Шрифт:
Интервал:
Закладка:
Эмма, сидя напротив, смотрела на него; она не разделяла его унижения, она была унижена сама: как могла она вообразить, что этот человек на что-нибудь годен, как будто двадцать раз не убеждалась с полною ясностью в его ничтожестве!
Шарль ходил взад и вперед. Его сапоги скрипели по паркету.
— Сядь же, — сказала она ему, — ты мне надоел.
Он сел.
Как могла она (с ее умом!) ошибиться так еще раз? И что это за роковое безумие — губить свою жизнь беспрерывными жертвами? Она припомнила свои порывы к роскоши, отречения, на которые была обречена ее душа, все унижения своего замужества и семейной жизни, все свои мечты, упавшие в грязь, как подбитые ласточки, — все, чего она желала, к чему стремилась, в чем себе отказывала, все, что могла бы иметь. И ради чего? Ради чего?
Среди мертвой тишины, стоявшей на улицах, воздух прорезал раздирающий крик. Бовари побледнел, готовый лишиться чувств. Она нахмурила брови нервным движением, потом вернулась к своему раздумью. Ради него, ради этого человека, не способного ничего ни понимать, ни чувствовать: вот он сидит спокойно, и ему даже в голову не приходит, что позор его имени ляжет теперь и на нее! И она всячески усиливалась полюбить его; она со слезами раскаивалась, что отдалась другому.
— Но ведь это мог быть valgus? — воскликнул внезапно Бовари, погруженный в свои размышления.
От неожиданного толчка этой фразы, упавшей в круг ее мыслей, словно свинцовая пуля на серебряное блюдо, Эмма вздрогнула, подняв голову и стараясь угадать, что именно он хотел сказать; и оба глядели друг на друга молча, почти с изумлением, — до такой степени в сознании своем они были удалены друг от друга. Шарль обводил ее мутным взглядом, как пьяный, прислушиваясь к последним долетавшим до него воплям истязуемого, который то голосил протяжно-переливчато, не своим голосом, то разражался дикими вскриками: можно было подумать, что где-то режут скотину. Эмма кусала помертвевшие губы и, вертя в пальцах сломанный ею побег полипника, вперяла в Шарля горящие зрачки, похожие на две огненные стрелы, нацеленные и готовые слететь. Все в нем раздражало ее теперь — его лицо, его одежда, его непроизнесенные слова, все его явление, все существо его. Она каялась, как в преступлении, в своей былой добродетели, и что еще оставалось от прежней привычки — рушилось под яростными ударами ее гордости. Она наслаждалась злою иронией торжествующего обмана. Воспоминание о любовнике возвращалось к ней с головокружительным соблазном привлекательности; она отдавала ему свою душу и находила в мысли об этой беззаветной отдаче какой-то еще неиспытанный восторг; муж казался ей бесповоротно отрезанным от ее жизни, безвозвратно от нее ушедшим, столь же немыслимым и несуществующим для нее отныне, как если бы он умирал на ее глазах в последних судорогах.

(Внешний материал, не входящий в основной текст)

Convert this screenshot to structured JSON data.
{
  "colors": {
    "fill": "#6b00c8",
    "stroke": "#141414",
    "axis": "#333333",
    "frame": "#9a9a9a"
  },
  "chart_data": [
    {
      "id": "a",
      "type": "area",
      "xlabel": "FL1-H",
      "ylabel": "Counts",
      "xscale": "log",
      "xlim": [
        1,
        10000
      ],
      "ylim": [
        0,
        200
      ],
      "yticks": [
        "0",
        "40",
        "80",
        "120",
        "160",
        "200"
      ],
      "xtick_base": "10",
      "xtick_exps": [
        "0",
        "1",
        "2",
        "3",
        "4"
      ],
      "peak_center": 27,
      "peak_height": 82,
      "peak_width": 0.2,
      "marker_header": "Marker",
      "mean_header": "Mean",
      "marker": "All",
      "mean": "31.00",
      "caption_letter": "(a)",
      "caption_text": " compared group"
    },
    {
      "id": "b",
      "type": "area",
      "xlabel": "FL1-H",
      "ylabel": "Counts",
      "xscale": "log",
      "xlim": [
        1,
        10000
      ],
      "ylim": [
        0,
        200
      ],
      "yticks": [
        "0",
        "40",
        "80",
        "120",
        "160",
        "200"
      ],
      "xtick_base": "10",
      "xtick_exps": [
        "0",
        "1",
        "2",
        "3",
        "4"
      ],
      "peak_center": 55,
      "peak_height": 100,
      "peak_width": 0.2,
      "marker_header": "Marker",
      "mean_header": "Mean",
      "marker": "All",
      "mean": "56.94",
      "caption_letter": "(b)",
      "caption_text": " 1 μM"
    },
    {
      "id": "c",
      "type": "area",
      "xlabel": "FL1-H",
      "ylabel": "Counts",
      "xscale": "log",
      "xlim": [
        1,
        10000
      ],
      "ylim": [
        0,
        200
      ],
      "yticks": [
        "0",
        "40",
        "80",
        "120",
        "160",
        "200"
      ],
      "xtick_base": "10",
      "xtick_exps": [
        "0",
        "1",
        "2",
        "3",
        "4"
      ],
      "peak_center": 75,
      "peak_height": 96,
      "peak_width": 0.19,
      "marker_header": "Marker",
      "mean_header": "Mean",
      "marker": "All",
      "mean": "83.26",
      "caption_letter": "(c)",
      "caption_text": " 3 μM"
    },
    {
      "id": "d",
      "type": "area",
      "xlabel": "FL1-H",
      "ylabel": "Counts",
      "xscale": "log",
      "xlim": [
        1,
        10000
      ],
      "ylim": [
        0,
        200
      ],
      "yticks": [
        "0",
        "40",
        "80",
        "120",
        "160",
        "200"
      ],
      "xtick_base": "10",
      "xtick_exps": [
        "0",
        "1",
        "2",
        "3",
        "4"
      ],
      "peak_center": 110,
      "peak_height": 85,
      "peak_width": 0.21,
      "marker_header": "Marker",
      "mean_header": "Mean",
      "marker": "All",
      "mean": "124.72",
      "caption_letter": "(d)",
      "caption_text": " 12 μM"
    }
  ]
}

Послышался стук шагов по тротуару. Шарль взглянул в окно и сквозь спущенную занавеску увидел доктора Канивэ: он шел перед зданием рынка под ярким солнцем и отирал себе лоб шелковым платком. Гомэ, позади, нес за ним большую красную коробку; оба направлялись к аптеке.
Тут в порыве нежности и отчаяния Шарль обернулся к жене и сказал:
— Поцелуй меня, моя радость!
— Оставь меня! — произнесла она, краснея от гнева.
— Что с тобой? Что с тобой? — твердил он изумленно. — Успокойся! Опомнись. Ты же ведь знаешь, что я тебя люблю!.. Подойди ко мне!..
— Довольно! — крикнула она неистово. И, выбежав из комнаты, с такою силой хлопнула дверью, что барометр соскочил со стены и разбился об пол.
Шарль бессильно опустился в кресло, потрясенный, спрашивая себя, что могло с ней случиться; представлял себе серьезное нервное расстройство, плакал и смутно предчувствовал что-то надвинувшееся на него, зловещее и непонятное.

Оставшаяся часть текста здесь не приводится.